- Born: May 18, 1926 Manila, Philippine Islands
- Died: July 9, 1998 (aged 72)
- Other names: Jose V. Cruz
- Occupation(s): Diplomat, Journalist
- Spouse: Luisa Antonio Cruz
- Children: 7
- Parent: Judge Roman Cruz Amanda Corpuz Cruz

= Jose V. Cruz =

Jose V. Cruz (May 18, 1926 – July 9, 1998), also known as J. V. Cruz was a diplomat and writer from the Philippines. He was the resident Philippine Ambassador to Germany, Egypt, The Netherlands, Iraq, and the United Kingdom (Court of Saint James) from 1970 to 1986.

==Early life and education==
J.V. Cruz was born to judge (Court of First Instance) Roman Cruz and Amanda Corpuz Cruz, and the eldest of six siblings. In addition, he had two older brothers from the first marriage of his father. He attended Paco High School and went to university at the Ateneo de Manila and was a consistent top of the class student but eventually dropped out from college. He, however, became the youngest ever Press Secretary Cabinet Member in the history of the Philippines at the age of 28 years old.

==Career==
J.V. Cruz started off in media as a news reporter and had a short-lived role as Press Attache at the Philippine Consulate in San Francisco. He resigned that post to help in the campaign of President Ramon Magsaysay who after winning, appointed him as his Press Secretary. He later on became a regular columnist at the Manila Times in the early 60's until his appointment as Ambassador to the Federal Republic of Germany in 1970 by President Ferdinand Marcos. After resigning from his last diplomatic post, which was to the Court of Saint James in 1986, he returned to column writing for various newspapers until his death in 1998 when he succumbed to colon cancer.

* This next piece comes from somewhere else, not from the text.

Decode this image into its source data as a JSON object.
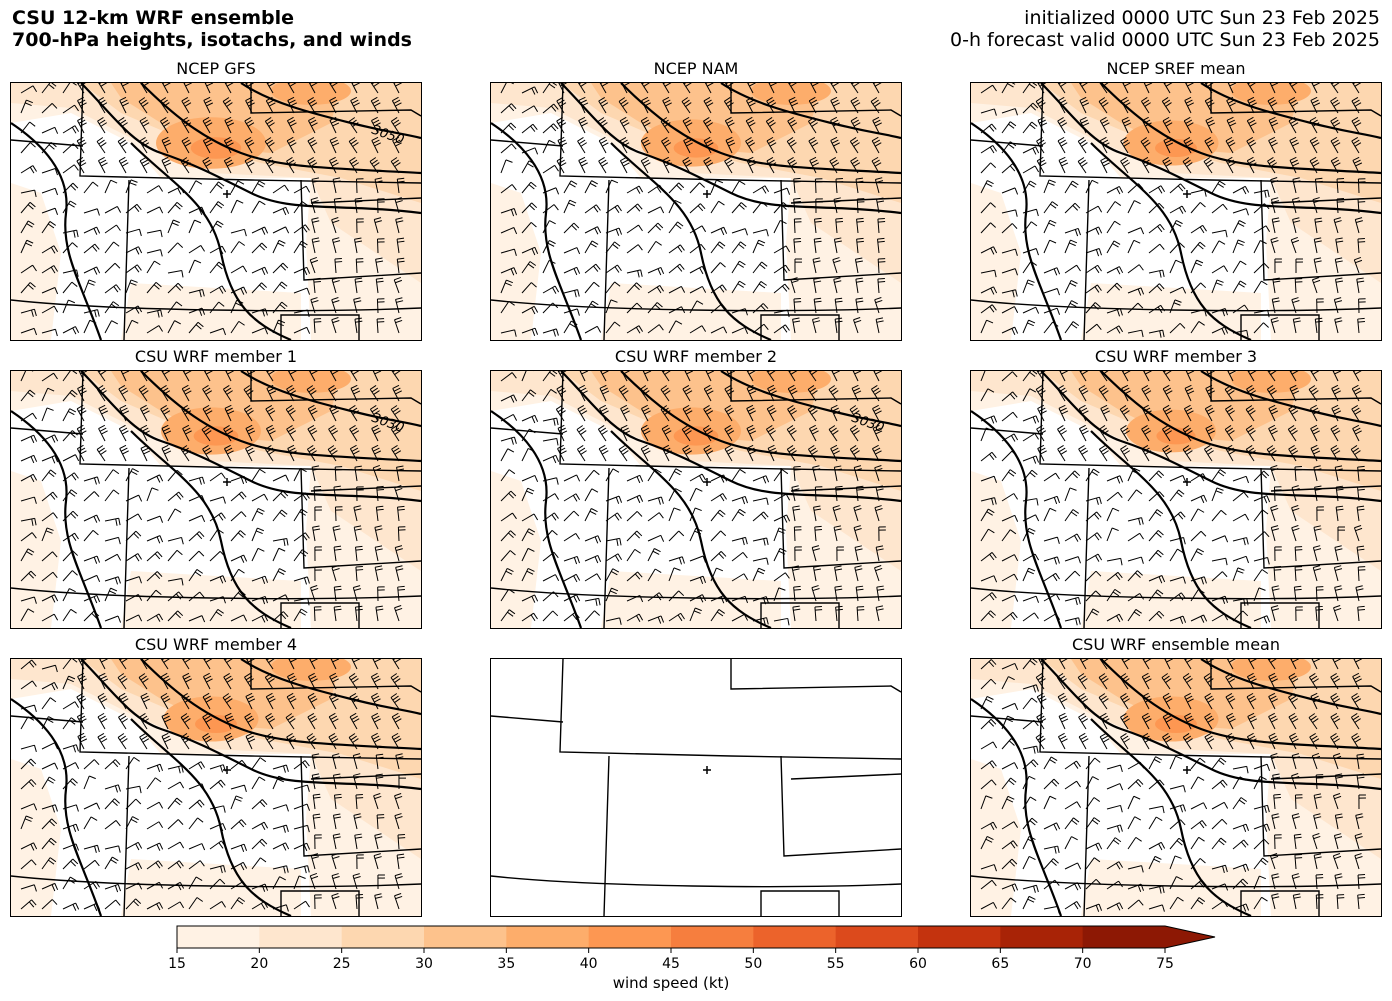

Cruz was a ghost writer for many high government officials, including three presidents of the Philippines. He also hosted a television show called J.V. Cruz Interviews, a public affairs special that won several awards as did his column writing that won him Best Columnist of the Year. He was also top adviser and strategist to several Presidential campaigns.

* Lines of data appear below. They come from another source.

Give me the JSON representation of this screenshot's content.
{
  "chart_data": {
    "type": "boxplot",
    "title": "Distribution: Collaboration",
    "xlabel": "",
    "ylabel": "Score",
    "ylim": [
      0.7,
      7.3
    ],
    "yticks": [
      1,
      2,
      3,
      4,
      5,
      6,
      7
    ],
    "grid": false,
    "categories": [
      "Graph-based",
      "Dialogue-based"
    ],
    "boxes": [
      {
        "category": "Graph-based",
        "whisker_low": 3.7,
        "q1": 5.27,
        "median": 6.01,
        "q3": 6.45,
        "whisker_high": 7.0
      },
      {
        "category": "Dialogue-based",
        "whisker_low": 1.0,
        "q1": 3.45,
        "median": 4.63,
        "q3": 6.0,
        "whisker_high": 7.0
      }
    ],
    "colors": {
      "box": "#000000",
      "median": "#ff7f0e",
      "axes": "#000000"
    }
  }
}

Cruz was often described as a bon vivant and was praised for his handsome looks as much as he was for his intellect, skillful writing, and political analyses. He was read by leaders and pillars of commerce and industry as well as by national and local politicians.

==Personal life==
Ambassador J.V. Cruz was married to Luisa Antonio for more than fifty years. She died three years before him of cancer. They had seven children and eight grandchildren.